Netflix recently introduced its new Dynamic Optimizer, which employs AI techniques to analyse each individual frame of a video in order to compress it as much as possible without diminishing the image quality. This new encoding method reduces the amount of data used and is largely targeted at the growing number of viewers who watch video over mobile and tablet devices.
“We’re allergic to rebuffering,” said Todd Yellin, a vice president of innovation at Netflix at a demo at Netflix House, a mansion in the hills overlooking Barcelona, which the company is in residence at during the Mobile World Congress trade show. “No one wants to be interrupted in the middle of Bojack Horseman or Stranger Things.”
Yellin said that its customers in many regional markets, such as India, Japan and South Korea, watch Netflix on their phones and tablets more often than on televisions. Yellin added their genre of choice is the TV drama, saying, “It’s portable, it’s like bringing that book you love and carrying it with you everywhere.”
For mobile users, the lower bandwidth used for streaming video means that subscribers can still use the service and avoid exceeding their monthly bandwidth cap. For viewers watching via set-top boxes, minimizing the bandwidth means that the connection is freer for use by others in a household, and potentially allows television owners who have lower-speed bandwidth connections to view HD content.
The Dynamic Optimizer is the result of a partnership between Netflix, USC and the University of Nantes. As part of its development, hundreds of users were shown hundreds of thousands of shots who had to rate each shot’s various qualities. The results were put to use through the training of an algorithm to determine the quality of an image. The usual method for encoding online video is to compress it uniformly for a particular connection speed, which for a low-bandwidth connection is why a video may have grainy and pixelated images after it has been highly compressed.
Dynamic Optimizer, however, analyses the entire video at particular quality and resolution points to work out the optimal compression trajectory for an encode. Netflix utilizes VMAF, its subjective video quality metric, as its optimization objective. By matching the level of compression to a scene’s individual content rather than the show as a whole means the overall stream size can still be lower, but its overall quality is higher. A colourful action scene involving swordplay, extras and multiple locations, for instance, would get more bandwidth than a simple romantic comedy scene between a man and a woman on a park bench.

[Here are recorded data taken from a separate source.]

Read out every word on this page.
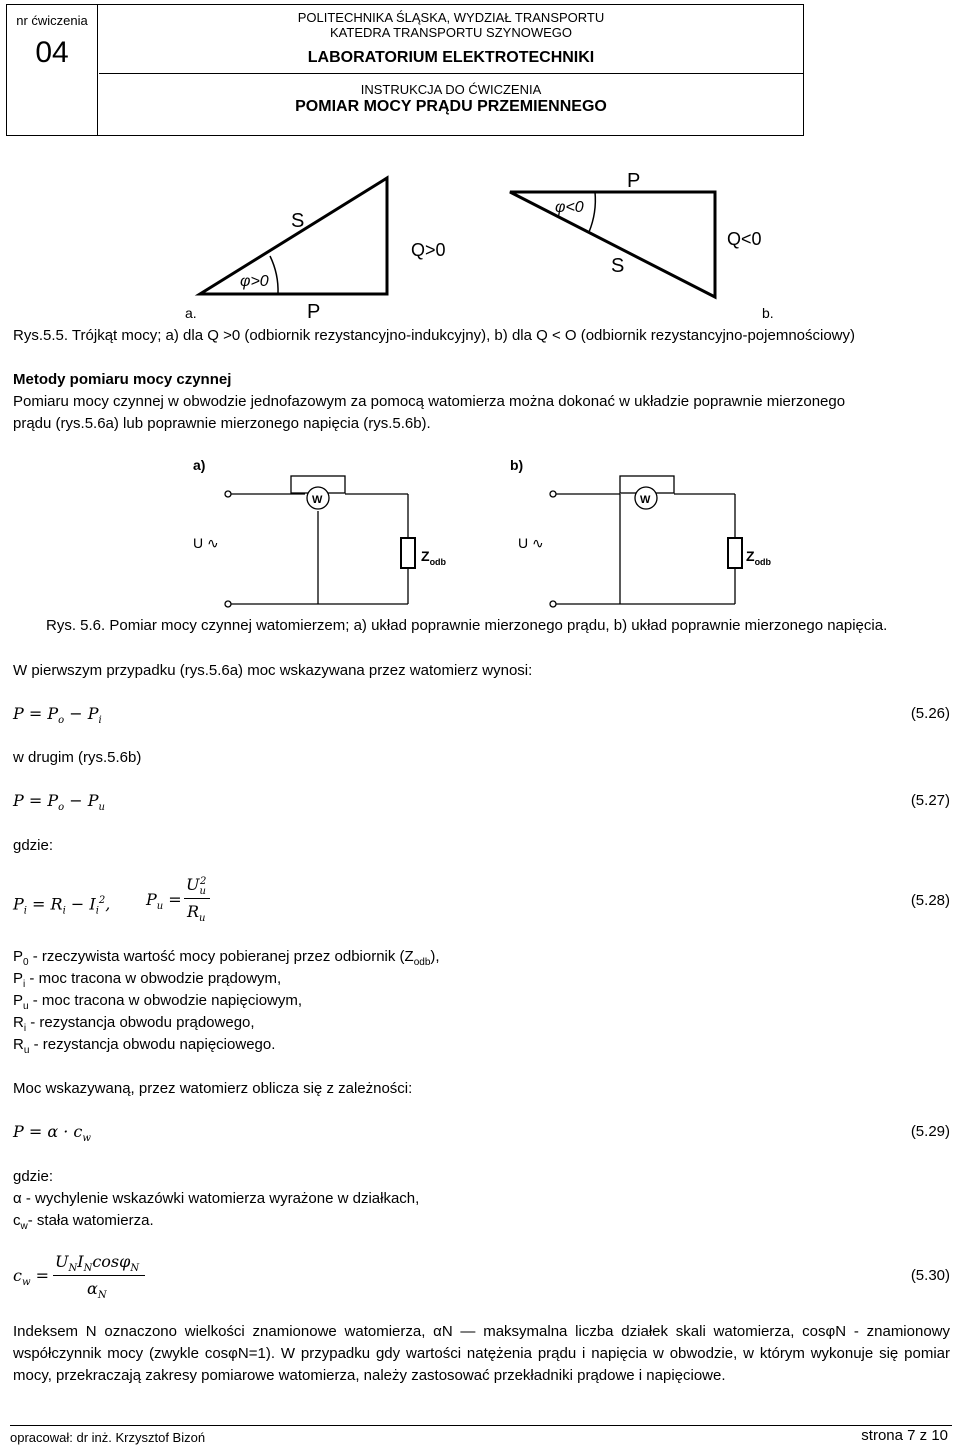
nr ćwiczenia
04
POLITECHNIKA ŚLĄSKA, WYDZIAŁ TRANSPORTU
KATEDRA TRANSPORTU SZYNOWEGO
LABORATORIUM ELEKTROTECHNIKI
INSTRUKCJA DO ĆWICZENIA
POMIAR MOCY PRĄDU PRZEMIENNEGO
S
Q>0
φ>0
P
a.
P
φ<0
Q<0
S
b.
Rys.5.5. Trójkąt mocy; a) dla Q >0 (odbiornik rezystancyjno-indukcyjny), b) dla Q < O (odbiornik rezystancyjno-pojemnościowy)
Metody pomiaru mocy czynnej
Pomiaru mocy czynnej w obwodzie jednofazowym za pomocą watomierza można dokonać w układzie poprawnie mierzonego
prądu (rys.5.6a) lub poprawnie mierzonego napięcia (rys.5.6b).
a)
W
U ∿
$Z_{odb}$
b)
W
U ∿
$Z_{odb}$
Rys. 5.6. Pomiar mocy czynnej watomierzem; a) układ poprawnie mierzonego prądu, b) układ poprawnie mierzonego napięcia.
W pierwszym przypadku (rys.5.6a) moc wskazywana przez watomierz wynosi:
$P = P_o - P_i$	(5.26)
w drugim (rys.5.6b)
$P = P_o - P_u$	(5.27)
gdzie:
$P_i = R_i - I_i^2$, $P_u$ =
$U_u^2$
$R_u$
(5.28)
$P_0$ - rzeczywista wartość mocy pobieranej przez odbiornik $(Z_{odb})$,
$P_i$ - moc tracona w obwodzie prądowym,
$P_u$ - moc tracona w obwodzie napięciowym,
$R_i$ - rezystancja obwodu prądowego,
$R_u$ - rezystancja obwodu napięciowego.
Moc wskazywaną, przez watomierz oblicza się z zależności:
$P = \alpha \cdot c_w$	(5.29)
gdzie:
α - wychylenie wskazówki watomierza wyrażone w działkach,
$c_w-$ stała watomierza.
$c_w$ =
$U_NI_N\cos\varphi_N$
$\alpha_N$
(5.30)
Indeksem N oznaczono wielkości znamionowe watomierza, αN — maksymalna liczba działek skali watomierza, cosφN - znamionowy współczynnik mocy (zwykle cosφN=1). W przypadku gdy wartości natężenia prądu i napięcia w obwodzie, w którym wykonuje się pomiar mocy, przekraczają zakresy pomiarowe watomierza, należy zastosować przekładniki prądowe i napięciowe.
opracował: dr inż. Krzysztof Bizoń	strona 7 z 10
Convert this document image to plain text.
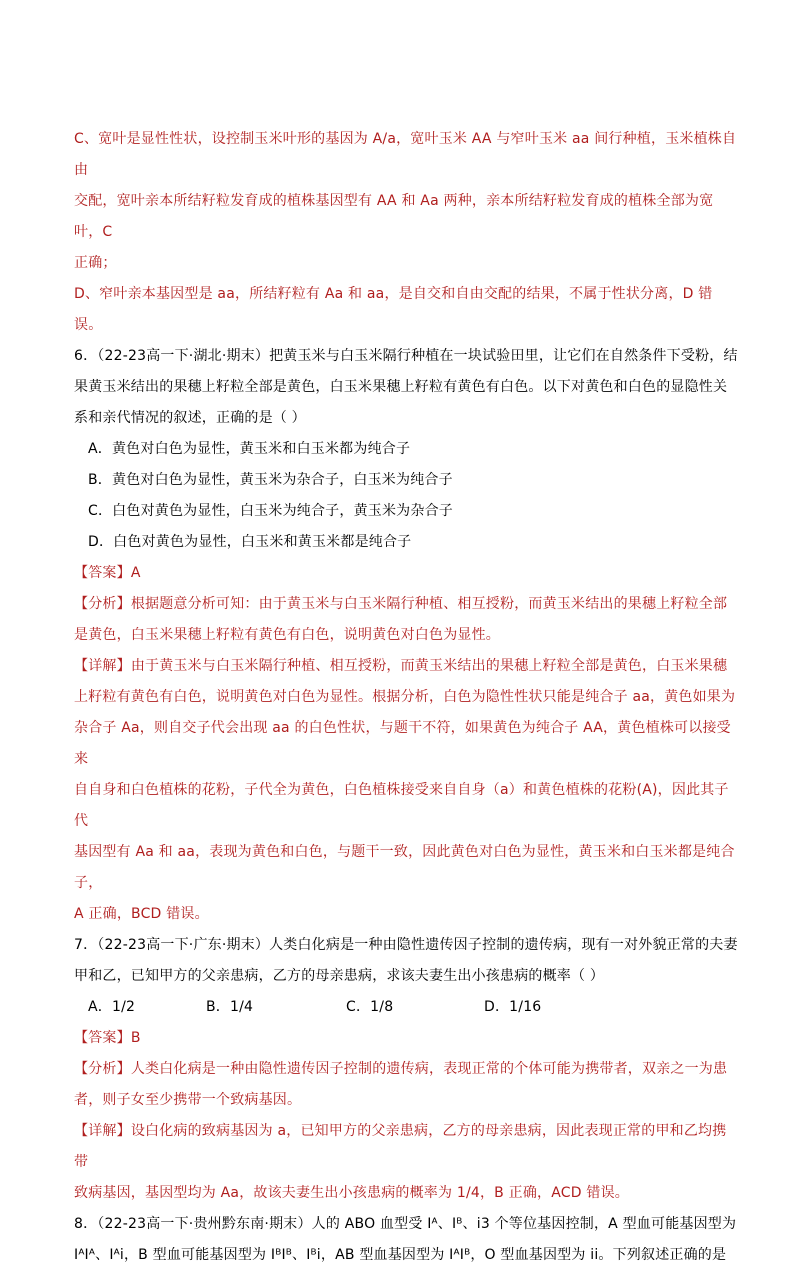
C、宽叶是显性性状，设控制玉米叶形的基因为 A/a，宽叶玉米 AA 与窄叶玉米 aa 间行种植，玉米植株自由

交配，宽叶亲本所结籽粒发育成的植株基因型有 AA 和 Aa 两种，亲本所结籽粒发育成的植株全部为宽叶，C

正确；

D、窄叶亲本基因型是 aa，所结籽粒有 Aa 和 aa，是自交和自由交配的结果，不属于性状分离，D 错误。

6．（22-23高一下·湖北·期末）把黄玉米与白玉米隔行种植在一块试验田里，让它们在自然条件下受粉，结

果黄玉米结出的果穗上籽粒全部是黄色，白玉米果穗上籽粒有黄色有白色。以下对黄色和白色的显隐性关

系和亲代情况的叙述，正确的是（ ）

A．黄色对白色为显性，黄玉米和白玉米都为纯合子

B．黄色对白色为显性，黄玉米为杂合子，白玉米为纯合子

C．白色对黄色为显性，白玉米为纯合子，黄玉米为杂合子

D．白色对黄色为显性，白玉米和黄玉米都是纯合子

【答案】A

【分析】根据题意分析可知：由于黄玉米与白玉米隔行种植、相互授粉，而黄玉米结出的果穗上籽粒全部

是黄色，白玉米果穗上籽粒有黄色有白色，说明黄色对白色为显性。

【详解】由于黄玉米与白玉米隔行种植、相互授粉，而黄玉米结出的果穗上籽粒全部是黄色，白玉米果穗

上籽粒有黄色有白色，说明黄色对白色为显性。根据分析，白色为隐性性状只能是纯合子 aa，黄色如果为

杂合子 Aa，则自交子代会出现 aa 的白色性状，与题干不符，如果黄色为纯合子 AA，黄色植株可以接受来

自自身和白色植株的花粉，子代全为黄色，白色植株接受来自自身（a）和黄色植株的花粉(A)，因此其子代

基因型有 Aa 和 aa，表现为黄色和白色，与题干一致，因此黄色对白色为显性，黄玉米和白玉米都是纯合子，

A 正确，BCD 错误。

7．（22-23高一下·广东·期末）人类白化病是一种由隐性遗传因子控制的遗传病，现有一对外貌正常的夫妻

甲和乙，已知甲方的父亲患病，乙方的母亲患病，求该夫妻生出小孩患病的概率（ ）

A．1/2	B．1/4	C．1/8	D．1/16

【答案】B

【分析】人类白化病是一种由隐性遗传因子控制的遗传病，表现正常的个体可能为携带者，双亲之一为患

者，则子女至少携带一个致病基因。

【详解】设白化病的致病基因为 a，已知甲方的父亲患病，乙方的母亲患病，因此表现正常的甲和乙均携带

致病基因，基因型均为 Aa，故该夫妻生出小孩患病的概率为 1/4，B 正确，ACD 错误。

8．（22-23高一下·贵州黔东南·期末）人的 ABO 血型受 Iᴬ、Iᴮ、i3 个等位基因控制，A 型血可能基因型为

IᴬIᴬ、Iᴬi，B 型血可能基因型为 IᴮIᴮ、Iᴮi，AB 型血基因型为 IᴬIᴮ，O 型血基因型为 ii。下列叙述正确的是
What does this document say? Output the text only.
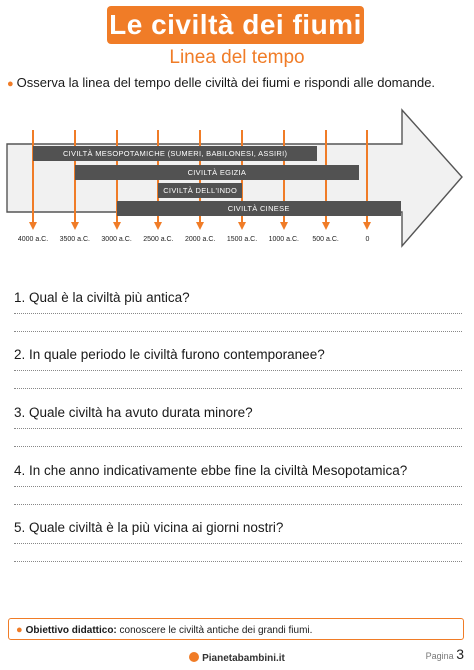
Le civiltà dei fiumi
Linea del tempo
● Osserva la linea del tempo delle civiltà dei fiumi e rispondi alle domande.
4000 a.C.	3500 a.C.	3000 a.C.	2500 a.C.	2000 a.C.	1500 a.C.	1000 a.C.	500 a.C.	0
CIVILTÀ MESOPOTAMICHE (SUMERI, BABILONESI, ASSIRI)
CIVILTÀ EGIZIA
CIVILTÀ DELL'INDO
CIVILTÀ CINESE
1. Qual è la civiltà più antica?
2. In quale periodo le civiltà furono contemporanee?
3. Quale civiltà ha avuto durata minore?
4. In che anno indicativamente ebbe fine la civiltà Mesopotamica?
5. Quale civiltà è la più vicina ai giorni nostri?
● Obiettivo didattico: conoscere le civiltà antiche dei grandi fiumi.
Pianetabambini.it	Pagina 3
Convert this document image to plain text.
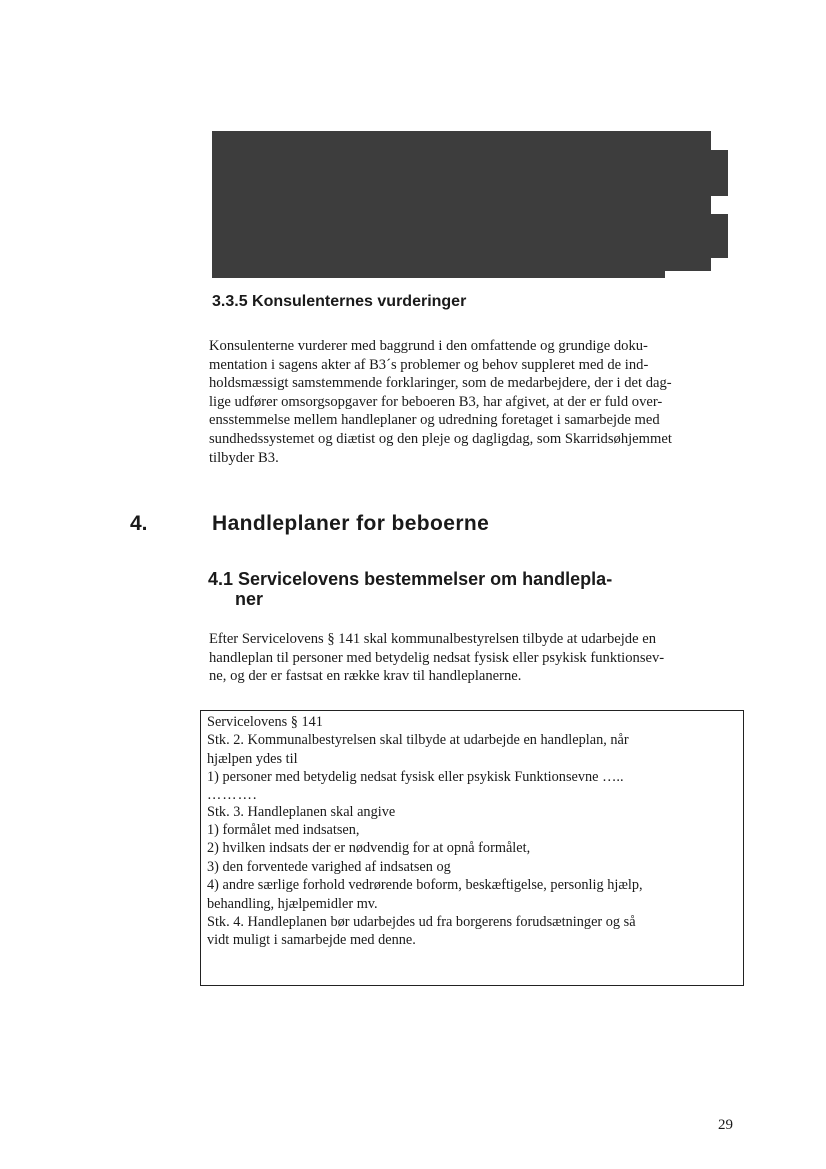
3.3.5 Konsulenternes vurderinger

Konsulenterne vurderer med baggrund i den omfattende og grundige doku-
mentation i sagens akter af B3´s problemer og behov suppleret med de ind-
holdsmæssigt samstemmende forklaringer, som de medarbejdere, der i det dag-
lige udfører omsorgsopgaver for beboeren B3, har afgivet, at der er fuld over-
ensstemmelse mellem handleplaner og udredning foretaget i samarbejde med
sundhedssystemet og diætist og den pleje og dagligdag, som Skarridsøhjemmet
tilbyder B3.

4.	Handleplaner for beboerne
4.1 Servicelovens bestemmelser om handlepla-
ner

Efter Servicelovens § 141 skal kommunalbestyrelsen tilbyde at udarbejde en
handleplan til personer med betydelig nedsat fysisk eller psykisk funktionsev-
ne, og der er fastsat en række krav til handleplanerne.

Servicelovens § 141
Stk. 2. Kommunalbestyrelsen skal tilbyde at udarbejde en handleplan, når
hjælpen ydes til
1) personer med betydelig nedsat fysisk eller psykisk Funktionsevne …..
……….
Stk. 3. Handleplanen skal angive
1) formålet med indsatsen,
2) hvilken indsats der er nødvendig for at opnå formålet,
3) den forventede varighed af indsatsen og
4) andre særlige forhold vedrørende boform, beskæftigelse, personlig hjælp,
behandling, hjælpemidler mv.
Stk. 4. Handleplanen bør udarbejdes ud fra borgerens forudsætninger og så
vidt muligt i samarbejde med denne.

29
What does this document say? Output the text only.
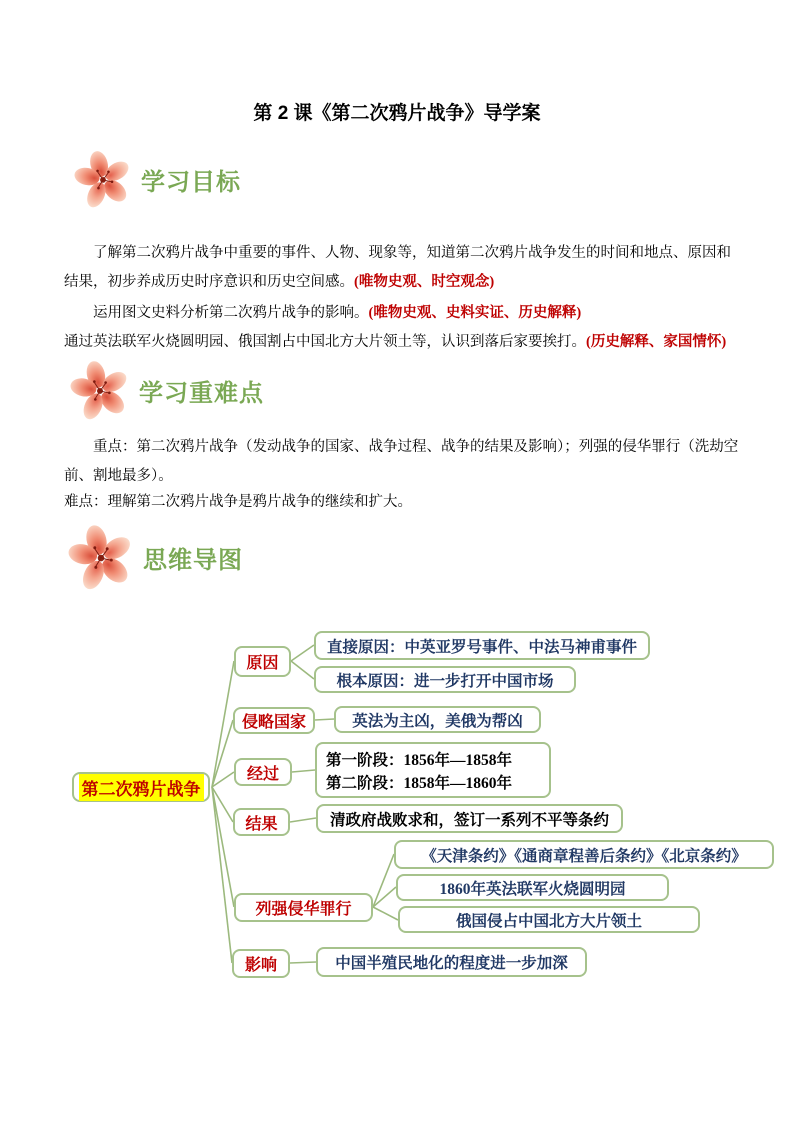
第 2 课《第二次鸦片战争》导学案
学习目标

了解第二次鸦片战争中重要的事件、人物、现象等，知道第二次鸦片战争发生的时间和地点、原因和
结果，初步养成历史时序意识和历史空间感。(唯物史观、时空观念)

运用图文史料分析第二次鸦片战争的影响。(唯物史观、史料实证、历史解释)

通过英法联军火烧圆明园、俄国割占中国北方大片领土等，认识到落后家要挨打。(历史解释、家国情怀)

学习重难点

重点：第二次鸦片战争（发动战争的国家、战争过程、战争的结果及影响）；列强的侵华罪行（洗劫空
前、割地最多）。

难点：理解第二次鸦片战争是鸦片战争的继续和扩大。

思维导图
第二次鸦片战争
原因
直接原因：中英亚罗号事件、中法马神甫事件
根本原因：进一步打开中国市场
侵略国家	英法为主凶，美俄为帮凶
经过
第一阶段：1856年—1858年
第二阶段：1858年—1860年
结果	清政府战败求和，签订一系列不平等条约
列强侵华罪行
《天津条约》《通商章程善后条约》《北京条约》
1860年英法联军火烧圆明园
俄国侵占中国北方大片领土
影响	中国半殖民地化的程度进一步加深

“We can now optimize [a stream] scene by scene with an almost infinite matrix of possibilities,” said Ioannis Katsavounidis, a senior research scientist on Netflix’s video algorithms team.
Movies and TV shows are usually encoded at ten different bitrates. Users are bumped to a lower bitrate stream if network issues arise; however, using the Dynamic Optimizer will mean that there is not a significant change in quality
In a recent blog post, Netflix opened up about the main challenges it has faced in implementing the Dynamic Optimizer framework in production. Netflix said the largest problem it faced was retrofitting its parallel encoding pipeline to process significantly more encode units. By transitioning from chunk to shot-based encoding, a single episode of Stranger Things, for instance, requires the processing of 900 shots. The new framework has increased the number of chunks “by more than two orders of magnitude per encode, per title” and this“exposed system bottlenecks related to the number of messages passed between compute instances”. In response, Netflix pioneered two engineering innovations: Collation and Checkpoints, which it discusses at length in the same post.
Netflix has not yet indicated when the Dynamic Optimizer will be implemented across its content, but says that it aiming for a process that is as “as automatic as possible” in order to quickly cover its complete library.